Pourquoi les dépenses s’accélèrent dans une montée
Plusieurs choses bougent en même temps, et elles poussent dans la même direction.
Le jugement se rétrécit. Dans une montée, le cerveau devient meilleur pour voir l’avantage et moins bon pour garder l’inconvénient en vue en même temps. Ce n’est pas que tu pèses le risque et que tu l’acceptes. Le risque n’est pas dans la pièce.
La récompense sonne plus fort. Acheter, donner, investir, parier — ça tombe comme plus agréable qu’à l’ordinaire, et le plaisir arrive plus vite. Ce qui serait normalement un léger ce serait bien devient une force qui tire.
L’urgence comprime le temps. Tout semble devoir se faire aujourd’hui. Une décision qui prendrait d’habitude deux semaines de réflexion se prend entre deux feux rouges.
La conviction remplit le vide. C’est la partie que les familles ont le plus de mal à croire. Tu ne veux pas seulement la chose ; tu es certain d’avoir raison, et tu plaides bien ta cause. L’intelligence et l’aisance à parler ne s’éteignent pas dans une montée — elles sont juste pointées vers un mauvais plan.

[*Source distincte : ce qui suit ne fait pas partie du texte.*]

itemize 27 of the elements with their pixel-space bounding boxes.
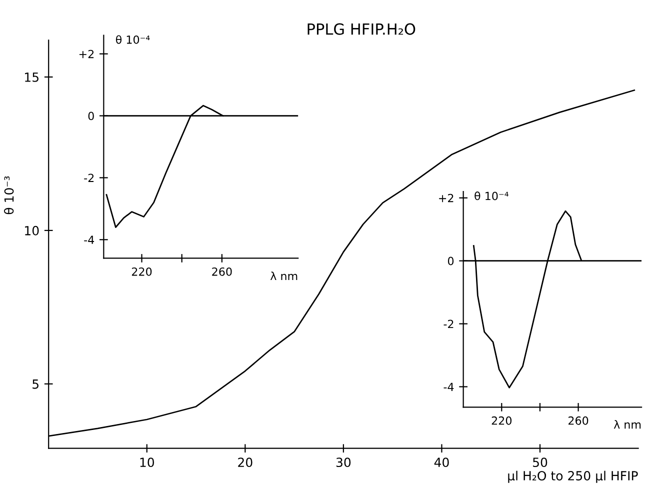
x-tick-label: 20 xyxy=(238,458,252,468)
y-tick-label: -2 xyxy=(84,174,94,182)
y-tick-label: -2 xyxy=(444,320,454,328)
y-tick-label: 5 xyxy=(32,380,38,389)
x-tick-label: 260 xyxy=(568,416,588,425)
x-tick-label: 260 xyxy=(212,267,232,276)
y-tick-label: +2 xyxy=(79,50,94,58)
y-tick-label: -4 xyxy=(444,382,454,391)
x-tick-label: 220 xyxy=(132,267,152,276)
x-tick-label: 30 xyxy=(336,458,351,468)
x-tick-label: 50 xyxy=(533,458,548,468)
y-tick-label: 0 xyxy=(448,256,454,266)
y-tick-label: 0 xyxy=(88,112,94,120)
x-tick-label: 220 xyxy=(492,416,512,425)
y-tick-label: -4 xyxy=(84,236,94,244)
y-axis-title: θ 10⁻⁴ xyxy=(116,35,150,44)
y-tick-label: 15 xyxy=(25,72,38,82)
y-axis-title: θ 10⁻³ xyxy=(4,176,14,214)
x-tick-label: 40 xyxy=(434,458,449,468)
y-tick-label: +2 xyxy=(439,194,454,202)
chart-title: PPLG HFIP.H₂O xyxy=(308,23,416,35)
y-tick-label: 10 xyxy=(25,226,39,236)
x-axis-title: λ nm xyxy=(270,272,298,280)
x-tick-label: 10 xyxy=(140,458,154,468)
x-axis-title: μl H₂O to 250 μl HFIP xyxy=(508,470,638,483)
y-axis-title: θ 10⁻⁴ xyxy=(474,192,508,200)
x-axis-title: λ nm xyxy=(614,420,641,429)
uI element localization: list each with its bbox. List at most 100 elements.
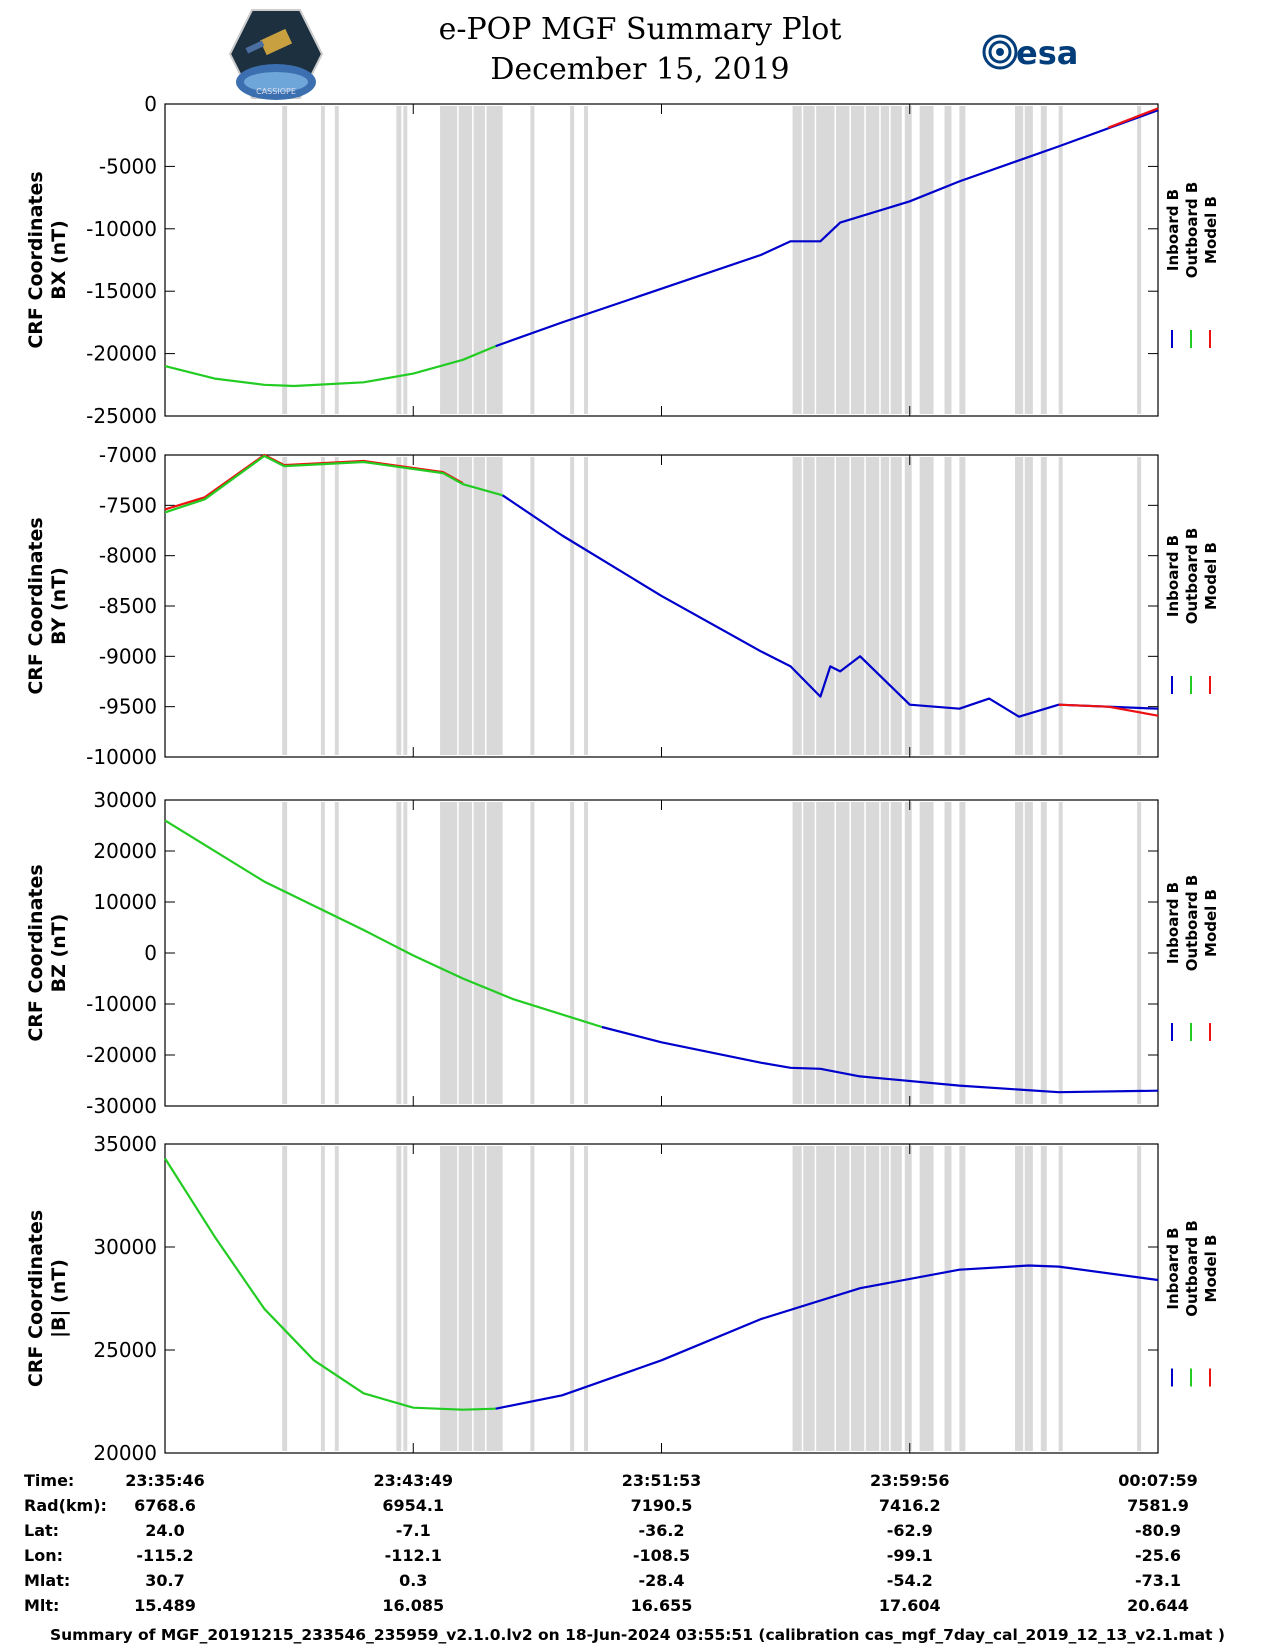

Mets tout ça ensemble et ce n’est pas une folie dépensière au sens ordinaire. C’est une série de décisions qui semblaient sensées sur le moment, prises par quelqu’un dont le système de freinage était hors service. C’est aussi pour ça que discuter d’un achat précis en plein épisode marche rarement : tu discuterais avec le symptôme.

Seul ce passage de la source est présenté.